Garut (ANTARA) - Kepolisian Resor (Polres) Garut melakukan pendalaman dugaan praktik tindak pidana perdagangan orang (TPPO) di Kecamatan Cibatu, Kabupaten Garut, Jawa Barat, dengan melakukan rangkaian penyelidikan dan pemeriksaan terhadap pihak yang diduga korban ataupun pelaku.

"Ya (pendalaman) dilakukan penyelidikan," kata Kepala Satuan Reserse Kriminal (Satreskrim) Polres Garut AKP Joko Prihatin di Garut, Rabu.

Ia menuturkan kepolisian mendapatkan laporan dari masyarakat adanya dugaan TPPO kemudian menindaklanjutinya untuk mengecek kebenaran laporan tersebut di Desa Karyamukti, Kecamatan Cibatu.

Petugas kepolisian, kata dia, mengamankan dua orang yang diduga sebagai korban TPPO yakni EN (18) dan PN (34) warga Kabupaten Subang, Jawa Barat, serta seorang perempuan yang diduga sebagai pelaku berinisial WN warga Kecamatan Cibatu.

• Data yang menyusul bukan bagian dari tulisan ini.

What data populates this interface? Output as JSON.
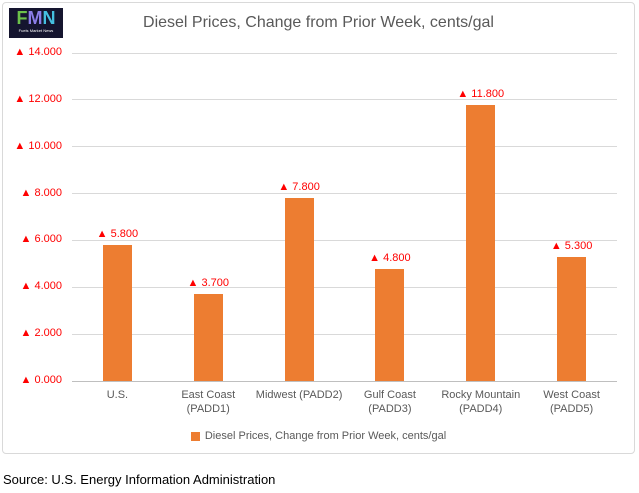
{
  "logo": {
    "letters": [
      {
        "char": "F",
        "color": "#6cc24a"
      },
      {
        "char": "M",
        "color": "#8b7de8"
      },
      {
        "char": "N",
        "color": "#45c0e0"
      }
    ],
    "caption": "Fuels Market News",
    "background": "#15152f"
  },
  "chart_data": {
    "type": "bar",
    "title": "Diesel Prices, Change from Prior Week, cents/gal",
    "categories": [
      "U.S.",
      "East Coast (PADD1)",
      "Midwest (PADD2)",
      "Gulf Coast (PADD3)",
      "Rocky Mountain (PADD4)",
      "West Coast (PADD5)"
    ],
    "category_lines": [
      [
        "U.S."
      ],
      [
        "East Coast",
        "(PADD1)"
      ],
      [
        "Midwest (PADD2)"
      ],
      [
        "Gulf Coast",
        "(PADD3)"
      ],
      [
        "Rocky Mountain",
        "(PADD4)"
      ],
      [
        "West Coast",
        "(PADD5)"
      ]
    ],
    "series": [
      {
        "name": "Diesel Prices, Change from Prior Week, cents/gal",
        "values": [
          5.8,
          3.7,
          7.8,
          4.8,
          11.8,
          5.3
        ],
        "data_labels": [
          "▲ 5.800",
          "▲ 3.700",
          "▲ 7.800",
          "▲ 4.800",
          "▲ 11.800",
          "▲ 5.300"
        ]
      }
    ],
    "xlabel": "",
    "ylabel": "",
    "ylim": [
      0,
      14
    ],
    "yticks": [
      {
        "value": 0,
        "label": "▲ 0.000"
      },
      {
        "value": 2,
        "label": "▲ 2.000"
      },
      {
        "value": 4,
        "label": "▲ 4.000"
      },
      {
        "value": 6,
        "label": "▲ 6.000"
      },
      {
        "value": 8,
        "label": "▲ 8.000"
      },
      {
        "value": 10,
        "label": "▲ 10.000"
      },
      {
        "value": 12,
        "label": "▲ 12.000"
      },
      {
        "value": 14,
        "label": "▲ 14.000"
      }
    ],
    "grid": true,
    "legend_position": "bottom",
    "legend_label": "Diesel Prices, Change from Prior Week, cents/gal",
    "colors": {
      "bar": "#ED7D31",
      "data_label": "#FF0000",
      "ytick_text": "#FF0000",
      "xtick_text": "#595959",
      "title_text": "#595959",
      "gridline": "#D9D9D9",
      "axis_line": "#BFBFBF",
      "frame_border": "#D9D9D9"
    }
  },
  "source_note": "Source: U.S. Energy Information Administration"
}
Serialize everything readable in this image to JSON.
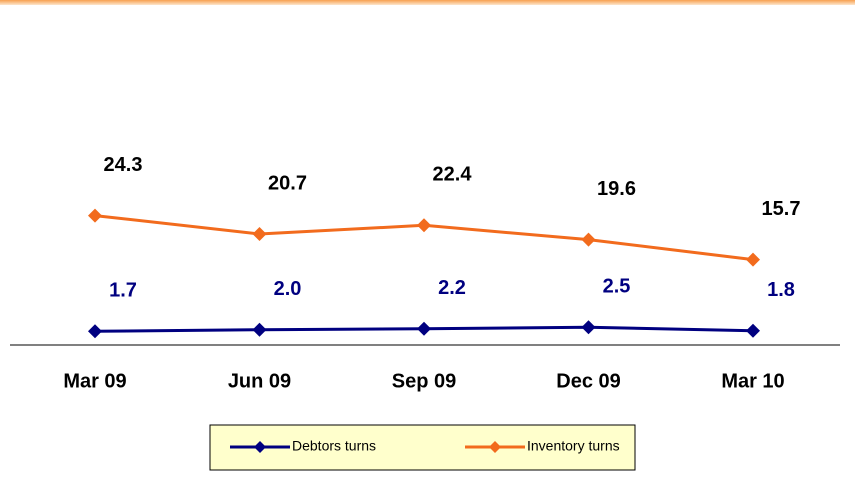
{
  "chart_data": {
    "type": "line",
    "categories": [
      "Mar 09",
      "Jun 09",
      "Sep 09",
      "Dec 09",
      "Mar 10"
    ],
    "series": [
      {
        "name": "Debtors turns",
        "color": "#000080",
        "values": [
          1.7,
          2.0,
          2.2,
          2.5,
          1.8
        ],
        "value_labels": [
          "1.7",
          "2.0",
          "2.2",
          "2.5",
          "1.8"
        ]
      },
      {
        "name": "Inventory turns",
        "color": "#f26b1d",
        "values": [
          24.3,
          20.7,
          22.4,
          19.6,
          15.7
        ],
        "value_labels": [
          "24.3",
          "20.7",
          "22.4",
          "19.6",
          "15.7"
        ]
      }
    ],
    "legend": "bottom"
  }
}
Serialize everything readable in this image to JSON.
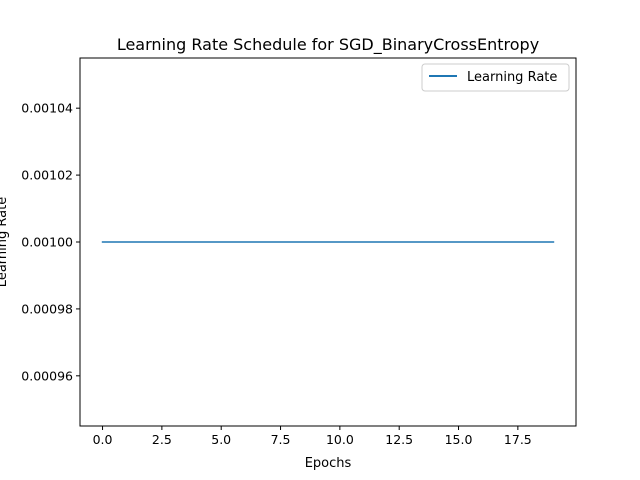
{
  "chart_data": {
    "type": "line",
    "title": "Learning Rate Schedule for SGD_BinaryCrossEntropy",
    "xlabel": "Epochs",
    "ylabel": "Learning Rate",
    "xlim": [
      -0.95,
      19.95
    ],
    "ylim": [
      0.000945,
      0.001055
    ],
    "xticks": [
      0.0,
      2.5,
      5.0,
      7.5,
      10.0,
      12.5,
      15.0,
      17.5
    ],
    "xtick_labels": [
      "0.0",
      "2.5",
      "5.0",
      "7.5",
      "10.0",
      "12.5",
      "15.0",
      "17.5"
    ],
    "yticks": [
      0.00096,
      0.00098,
      0.001,
      0.00102,
      0.00104
    ],
    "ytick_labels": [
      "0.00096",
      "0.00098",
      "0.00100",
      "0.00102",
      "0.00104"
    ],
    "grid": false,
    "legend_position": "top-right",
    "series": [
      {
        "name": "Learning Rate",
        "color": "#1f77b4",
        "x": [
          0,
          1,
          2,
          3,
          4,
          5,
          6,
          7,
          8,
          9,
          10,
          11,
          12,
          13,
          14,
          15,
          16,
          17,
          18,
          19
        ],
        "y": [
          0.001,
          0.001,
          0.001,
          0.001,
          0.001,
          0.001,
          0.001,
          0.001,
          0.001,
          0.001,
          0.001,
          0.001,
          0.001,
          0.001,
          0.001,
          0.001,
          0.001,
          0.001,
          0.001,
          0.001
        ]
      }
    ]
  }
}
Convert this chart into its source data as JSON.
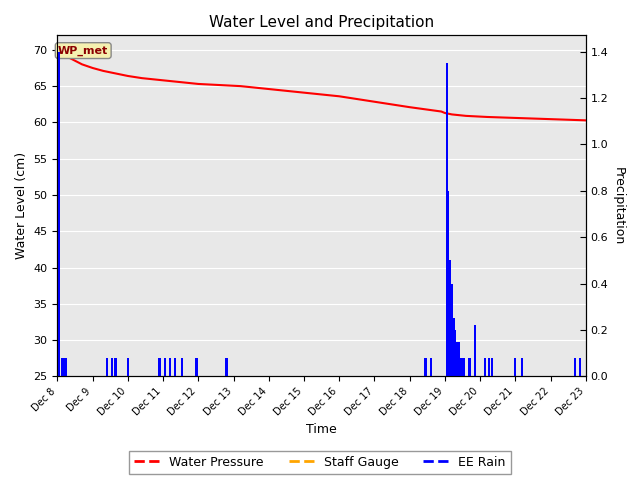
{
  "title": "Water Level and Precipitation",
  "xlabel": "Time",
  "ylabel_left": "Water Level (cm)",
  "ylabel_right": "Precipitation",
  "annotation_text": "WP_met",
  "water_pressure_color": "red",
  "rain_color": "blue",
  "staff_gauge_color": "orange",
  "bg_color": "#e8e8e8",
  "ylim_left": [
    25,
    72
  ],
  "ylim_right": [
    0.0,
    1.47
  ],
  "yticks_left": [
    25,
    30,
    35,
    40,
    45,
    50,
    55,
    60,
    65,
    70
  ],
  "yticks_right": [
    0.0,
    0.2,
    0.4,
    0.6,
    0.8,
    1.0,
    1.2,
    1.4
  ],
  "wp_days": [
    0.0,
    0.1,
    0.2,
    0.3,
    0.5,
    0.7,
    1.0,
    1.3,
    1.6,
    2.0,
    2.4,
    2.8,
    3.2,
    3.6,
    4.0,
    4.4,
    4.8,
    5.2,
    5.6,
    6.0,
    6.4,
    6.8,
    7.2,
    7.6,
    8.0,
    8.4,
    8.8,
    9.2,
    9.6,
    10.0,
    10.3,
    10.6,
    10.9,
    11.0,
    11.1,
    11.2,
    11.4,
    11.6,
    11.8,
    12.0,
    12.2,
    12.5,
    12.8,
    13.1,
    13.4,
    13.7,
    14.0,
    14.3,
    14.6,
    14.9,
    15.2
  ],
  "wp_vals": [
    70.0,
    69.7,
    69.3,
    69.0,
    68.5,
    68.0,
    67.5,
    67.1,
    66.8,
    66.4,
    66.1,
    65.9,
    65.7,
    65.5,
    65.3,
    65.2,
    65.1,
    65.0,
    64.8,
    64.6,
    64.4,
    64.2,
    64.0,
    63.8,
    63.6,
    63.3,
    63.0,
    62.7,
    62.4,
    62.1,
    61.9,
    61.7,
    61.5,
    61.3,
    61.2,
    61.1,
    61.0,
    60.9,
    60.85,
    60.8,
    60.75,
    60.7,
    60.65,
    60.6,
    60.55,
    60.5,
    60.45,
    60.4,
    60.35,
    60.3,
    60.25
  ],
  "rain_days": [
    0.05,
    0.12,
    0.18,
    0.25,
    1.4,
    1.55,
    1.65,
    2.0,
    2.9,
    3.05,
    3.2,
    3.35,
    3.55,
    3.95,
    4.8,
    10.45,
    10.6,
    11.05,
    11.1,
    11.15,
    11.2,
    11.25,
    11.3,
    11.35,
    11.4,
    11.45,
    11.5,
    11.55,
    11.7,
    11.85,
    12.15,
    12.25,
    12.35,
    13.0,
    13.2,
    14.7,
    14.85
  ],
  "rain_vals": [
    1.4,
    0.08,
    0.08,
    0.08,
    0.08,
    0.08,
    0.08,
    0.08,
    0.08,
    0.08,
    0.08,
    0.08,
    0.08,
    0.08,
    0.08,
    0.08,
    0.08,
    1.35,
    0.8,
    0.5,
    0.4,
    0.25,
    0.2,
    0.15,
    0.15,
    0.08,
    0.08,
    0.08,
    0.08,
    0.22,
    0.08,
    0.08,
    0.08,
    0.08,
    0.08,
    0.08,
    0.08
  ],
  "xtick_days": [
    0,
    1,
    2,
    3,
    4,
    5,
    6,
    7,
    8,
    9,
    10,
    11,
    12,
    13,
    14,
    15
  ],
  "xtick_labels": [
    "Dec 8",
    "Dec 9",
    "Dec 10",
    "Dec 11",
    "Dec 12",
    "Dec 13",
    "Dec 14",
    "Dec 15",
    "Dec 16",
    "Dec 17",
    "Dec 18",
    "Dec 19",
    "Dec 20",
    "Dec 21",
    "Dec 22",
    "Dec 23"
  ]
}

Berdasarkan keterangan korban, kata Joko, mereka bisa sampai ke Garut berawal dari perkenalan dengan seorang perempuan melalui informasi lowongan pekerjaan yang dijanjikan akan bekerja di tempat karaoke daerah Jakarta.

Korban sebelum diberangkatkan ke Jakarta, terlebih dahulu dibawa ke wilayah Garut kemudian ditempatkan di sebuah rumah di Cibatu. Selanjutnya korban membatalkan keinginannya ke Jakarta karena mengetahui akan dibawa ke daerah Kalimantan sebagai pemandu lagu.